Methods: A prospective, double-blind, randomized controlled trial was performed to compare isotonic (273 mOsm/L) and hyperosmolar (593 mOsm/L) irrigation solutions used for arthroscopic rotator cuff repair. Primary outcomes focused on the amount of periarticular fluid retention based on net weight gain, change in shoulder girth, and pain. All patients were tracked through standard postsurgical follow-up to ensure no additional complications arose. Patients were contacted at 1 year to assess American Shoulder and Elbow Surgeon score, visual analog scale pain score, and the Single Assessment Numeric Evaluation shoulder scores RESULTS: Fifty patients (n = 25/group) were enrolled and completed the study. No statistically significant differences were noted between cohorts in demographics or surgical variables. The hyperosmolar group experienced significantly less mean weight gain (1.6 ± 0.82 kg vs. 2.25 ± 0.77 kg; P = .005), significantly less change in shoulder girth (P < .05), and a significantly lower immediate postoperative visual analog scale pain score (P = .036). At 1 year postoperatively, the differences between groups for American Shoulder and Elbow Surgeons, visual analog scale pain, and Single Assessment Numeric Evaluation were not significant (P > .2).
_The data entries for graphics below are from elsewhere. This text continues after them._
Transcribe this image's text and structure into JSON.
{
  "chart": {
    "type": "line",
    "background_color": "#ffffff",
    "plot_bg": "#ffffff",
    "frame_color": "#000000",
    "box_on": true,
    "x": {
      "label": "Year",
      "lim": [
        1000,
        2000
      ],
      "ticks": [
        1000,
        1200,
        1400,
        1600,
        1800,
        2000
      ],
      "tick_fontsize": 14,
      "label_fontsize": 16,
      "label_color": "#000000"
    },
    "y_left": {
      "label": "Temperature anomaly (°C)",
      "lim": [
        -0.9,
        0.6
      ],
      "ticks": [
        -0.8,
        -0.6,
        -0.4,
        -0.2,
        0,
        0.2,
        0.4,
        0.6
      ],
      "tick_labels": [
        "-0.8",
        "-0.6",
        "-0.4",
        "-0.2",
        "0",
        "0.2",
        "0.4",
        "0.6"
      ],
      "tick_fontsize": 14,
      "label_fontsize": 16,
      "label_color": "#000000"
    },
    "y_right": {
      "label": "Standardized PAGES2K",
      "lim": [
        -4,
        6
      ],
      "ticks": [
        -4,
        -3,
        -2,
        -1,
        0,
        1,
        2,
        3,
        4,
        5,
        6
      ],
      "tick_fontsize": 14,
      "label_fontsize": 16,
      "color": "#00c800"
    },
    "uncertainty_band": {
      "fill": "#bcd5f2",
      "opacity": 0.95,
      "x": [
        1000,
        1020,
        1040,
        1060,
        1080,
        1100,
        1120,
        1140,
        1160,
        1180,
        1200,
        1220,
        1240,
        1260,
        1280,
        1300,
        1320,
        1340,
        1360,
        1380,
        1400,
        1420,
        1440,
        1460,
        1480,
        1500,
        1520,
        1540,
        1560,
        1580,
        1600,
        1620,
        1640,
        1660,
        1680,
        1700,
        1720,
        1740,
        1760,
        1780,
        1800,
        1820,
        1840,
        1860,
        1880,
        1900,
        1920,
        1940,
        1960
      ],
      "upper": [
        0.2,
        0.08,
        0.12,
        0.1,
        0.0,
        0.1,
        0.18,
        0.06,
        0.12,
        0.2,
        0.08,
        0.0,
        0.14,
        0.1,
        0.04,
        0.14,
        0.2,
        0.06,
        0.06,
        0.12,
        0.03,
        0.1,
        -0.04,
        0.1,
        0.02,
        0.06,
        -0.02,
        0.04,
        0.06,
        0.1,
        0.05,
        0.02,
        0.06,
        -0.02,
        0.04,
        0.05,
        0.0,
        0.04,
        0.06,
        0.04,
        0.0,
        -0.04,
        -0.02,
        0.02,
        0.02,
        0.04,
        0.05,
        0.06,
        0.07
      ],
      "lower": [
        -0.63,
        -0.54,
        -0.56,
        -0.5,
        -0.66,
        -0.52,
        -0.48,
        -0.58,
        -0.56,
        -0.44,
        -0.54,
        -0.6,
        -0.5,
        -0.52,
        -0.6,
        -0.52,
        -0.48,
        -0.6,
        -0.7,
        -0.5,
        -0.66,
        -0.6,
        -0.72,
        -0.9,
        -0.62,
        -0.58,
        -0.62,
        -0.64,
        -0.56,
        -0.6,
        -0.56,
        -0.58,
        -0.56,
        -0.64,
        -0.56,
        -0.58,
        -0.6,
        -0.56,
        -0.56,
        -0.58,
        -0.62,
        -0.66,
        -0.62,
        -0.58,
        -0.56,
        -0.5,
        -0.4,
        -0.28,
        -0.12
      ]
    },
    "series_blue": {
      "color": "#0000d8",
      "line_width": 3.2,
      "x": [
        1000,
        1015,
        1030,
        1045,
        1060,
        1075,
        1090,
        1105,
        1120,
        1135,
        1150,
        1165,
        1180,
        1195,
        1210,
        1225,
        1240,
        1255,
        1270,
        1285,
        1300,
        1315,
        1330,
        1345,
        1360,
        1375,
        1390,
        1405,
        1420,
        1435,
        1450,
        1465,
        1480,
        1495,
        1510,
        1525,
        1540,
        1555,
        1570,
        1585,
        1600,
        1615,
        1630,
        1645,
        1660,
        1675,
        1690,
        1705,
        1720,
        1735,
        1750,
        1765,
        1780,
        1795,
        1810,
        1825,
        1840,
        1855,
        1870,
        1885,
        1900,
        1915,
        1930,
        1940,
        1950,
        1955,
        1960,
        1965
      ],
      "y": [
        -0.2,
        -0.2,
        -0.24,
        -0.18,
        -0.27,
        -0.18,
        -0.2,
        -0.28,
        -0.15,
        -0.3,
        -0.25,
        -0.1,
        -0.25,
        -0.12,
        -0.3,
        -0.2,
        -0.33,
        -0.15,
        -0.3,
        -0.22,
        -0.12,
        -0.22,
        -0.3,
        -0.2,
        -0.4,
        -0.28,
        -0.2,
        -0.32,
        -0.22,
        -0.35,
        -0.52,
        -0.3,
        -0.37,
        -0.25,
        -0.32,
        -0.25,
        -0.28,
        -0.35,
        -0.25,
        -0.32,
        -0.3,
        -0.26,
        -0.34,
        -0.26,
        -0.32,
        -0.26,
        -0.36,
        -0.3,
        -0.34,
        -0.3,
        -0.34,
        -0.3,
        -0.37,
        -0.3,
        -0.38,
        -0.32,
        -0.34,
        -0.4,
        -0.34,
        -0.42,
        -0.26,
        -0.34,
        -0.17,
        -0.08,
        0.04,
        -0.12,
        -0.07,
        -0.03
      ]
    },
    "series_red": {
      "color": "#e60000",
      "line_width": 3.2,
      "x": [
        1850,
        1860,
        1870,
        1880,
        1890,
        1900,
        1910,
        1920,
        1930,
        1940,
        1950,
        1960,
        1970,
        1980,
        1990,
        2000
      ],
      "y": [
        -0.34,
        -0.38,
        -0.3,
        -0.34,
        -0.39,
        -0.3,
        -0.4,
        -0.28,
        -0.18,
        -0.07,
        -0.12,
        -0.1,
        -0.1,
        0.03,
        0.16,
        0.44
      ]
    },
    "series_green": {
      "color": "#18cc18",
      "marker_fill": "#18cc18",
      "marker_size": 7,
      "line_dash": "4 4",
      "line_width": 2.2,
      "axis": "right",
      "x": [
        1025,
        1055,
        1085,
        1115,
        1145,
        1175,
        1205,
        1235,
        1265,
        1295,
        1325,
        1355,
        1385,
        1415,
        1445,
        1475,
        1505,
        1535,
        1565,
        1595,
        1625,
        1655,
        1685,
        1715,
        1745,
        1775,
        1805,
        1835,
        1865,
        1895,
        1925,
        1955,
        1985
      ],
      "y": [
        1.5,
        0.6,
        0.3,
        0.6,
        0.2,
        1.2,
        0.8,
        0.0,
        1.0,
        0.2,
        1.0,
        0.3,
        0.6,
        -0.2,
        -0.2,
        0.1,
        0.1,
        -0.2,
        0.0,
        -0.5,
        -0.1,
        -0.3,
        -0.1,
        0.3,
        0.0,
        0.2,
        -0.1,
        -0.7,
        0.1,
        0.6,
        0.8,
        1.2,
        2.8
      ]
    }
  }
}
Conclusion: A hyperosmolar irrigation solution provides a safe and effective way to decrease periarticular fluid retention associated with arthroscopic rotator cuff surgery without any adverse long-term effects. Use of a hyperosmolar irrigation solution for shoulder arthroscopy has potential clinical benefits to surgeons and patients.
Keywords: Shoulder arthroscopy; cartilage; fluid extravasation; hyperosmolar; irrigation solution; rotator cuff.